My Lords, my Amendments 35 and 71 both aim to help people who rent. I declare an interest as someone who rents a two-bedroom flat.
I have tabled Amendment 35 because I am worried that the Government’s good policy will actually end up penalising the very people that it is aiming to help. I hope the Minister will go away from here thinking, “The Green Party had quite a good idea on that, and how nice it is to have them on our side for once”.
The Government are doing the right thing for the climate and for people in putting in higher energy efficiency standards—that is a given—and doing the right thing for landlords with grants to help them meet those standards. However, the only people who do not get a guaranteed better life are the poor tenants who have to put up with the work, dust, noise and inconvenience of the energy improvements being done, with the possibility that their rent will be going up as their energy costs go down. Amendment 35 is an attempt to give tenants a guarantee that they will also get some direct benefit from the drive for net zero with two years of lower energy bills, without that saving being cancelled out by a landlord focusing on profiting from a government grant. I think this is a sensible amendment and I hope it will find favour with the Minister.

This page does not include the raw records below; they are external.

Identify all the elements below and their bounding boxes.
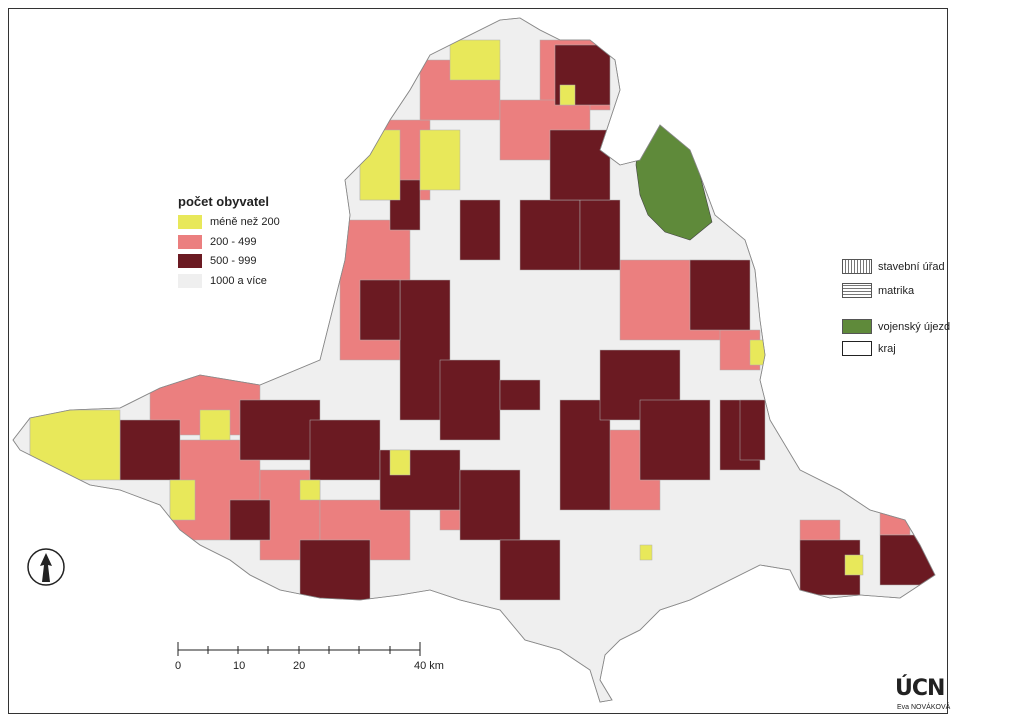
municipality-dark <box>359 279 401 341</box>
legend-label: kraj <box>878 342 896 355</box>
municipality-dark <box>639 399 711 481</box>
legend-swatch <box>178 253 202 268</box>
municipality-dark <box>519 199 581 271</box>
legend-swatch <box>178 234 202 249</box>
municipality-dark <box>739 399 766 461</box>
horizontal-hatch-swatch <box>842 283 872 298</box>
municipality-yellow <box>559 84 576 106</box>
legend-swatch <box>178 273 202 288</box>
municipality-dark <box>879 534 935 586</box>
legend-item-matrika: matrika <box>842 283 914 298</box>
scale-tick-label: 20 <box>293 660 306 672</box>
ucn-logo: ÚCN <box>895 676 945 701</box>
municipality-dark <box>439 359 501 441</box>
legend-label: méně než 200 <box>210 215 280 228</box>
legend-label: matrika <box>878 284 915 297</box>
region-border <box>12 17 936 703</box>
municipality-dark <box>239 399 321 461</box>
legend-item-500-999: 500 - 999 <box>178 253 256 268</box>
municipality-dark <box>499 379 541 411</box>
municipality-yellow <box>199 409 231 441</box>
municipality-dark <box>459 199 501 261</box>
municipality-yellow <box>749 339 766 366</box>
legend-item-kraj: kraj <box>842 341 896 356</box>
municipality-yellow <box>639 544 653 561</box>
municipality-yellow <box>389 449 411 476</box>
legend-label: vojenský újezd <box>878 320 951 333</box>
legend-item-1000-plus: 1000 a více <box>178 273 267 288</box>
map-frame <box>8 8 948 714</box>
legend-title: počet obyvatel <box>178 194 270 209</box>
municipality-dark <box>309 419 381 481</box>
legend-label: 500 - 999 <box>210 254 257 267</box>
municipality-yellow <box>169 479 196 521</box>
municipality-yellow <box>449 39 501 81</box>
legend-item-vojensky-ujezd: vojenský újezd <box>842 319 950 334</box>
legend-label: stavební úřad <box>878 260 945 273</box>
municipality-dark <box>229 499 271 541</box>
scale-tick-label: 0 <box>175 660 182 672</box>
municipality-yellow <box>299 479 321 501</box>
municipality-dark <box>459 469 521 541</box>
scale-bar <box>177 642 421 656</box>
municipality-yellow <box>29 409 121 481</box>
legend-swatch <box>178 214 202 229</box>
vertical-hatch-swatch <box>842 259 872 274</box>
author-credit: Eva NOVÁKOVÁ <box>897 704 951 711</box>
municipality-dark <box>549 129 611 201</box>
legend-item-200-499: 200 - 499 <box>178 234 256 249</box>
scale-tick-label: 10 <box>233 660 246 672</box>
municipality-dark <box>689 259 751 331</box>
legend-swatch <box>842 319 872 334</box>
municipality-dark <box>119 419 181 481</box>
municipality-dark <box>299 539 371 601</box>
scale-tick-label: 40 km <box>414 660 444 672</box>
outline-swatch <box>842 341 872 356</box>
municipality-yellow <box>359 129 401 201</box>
municipality-dark <box>579 199 621 271</box>
municipality-yellow <box>844 554 864 576</box>
north-arrow-icon <box>27 548 65 586</box>
legend-item-stavebni-urad: stavební úřad <box>842 259 945 274</box>
legend-item-less-200: méně než 200 <box>178 214 280 229</box>
legend-label: 200 - 499 <box>210 235 257 248</box>
municipality-yellow <box>419 129 461 191</box>
municipalities-layer <box>29 39 935 601</box>
municipality-dark <box>499 539 561 601</box>
legend-label: 1000 a více <box>210 274 267 287</box>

Amendment 71 aims to shift the debate firmly on to the needs of the tenant and to discourage landlords from constantly changing their minds about letting out their properties. It builds on the Government’s welcome attempt to get rid of no-fault evictions by adding a new clause to the eviction process that gives the tenant a one-month financial head start. With all the costs involved with moving—the deposit and moving costs—it can be a long, drawn-out process, and, for many tenants who are self-employed or on zero-hours contracts, time is literally money and moving is a time-consuming business.
I hope that passing this legislation will create a new era of stability for those in the private rental market. A whole generation of young people has had to suffer from an overheated rental market, which was firmly loaded in favour of investors and those with the money to buy properties. This legislation does not actually solve that problem, because only the Government building hundreds of thousands of social homes could probably do that, but I welcome the start the Bill is making and I hope the Minister will consider the needs of tenants even more in this way.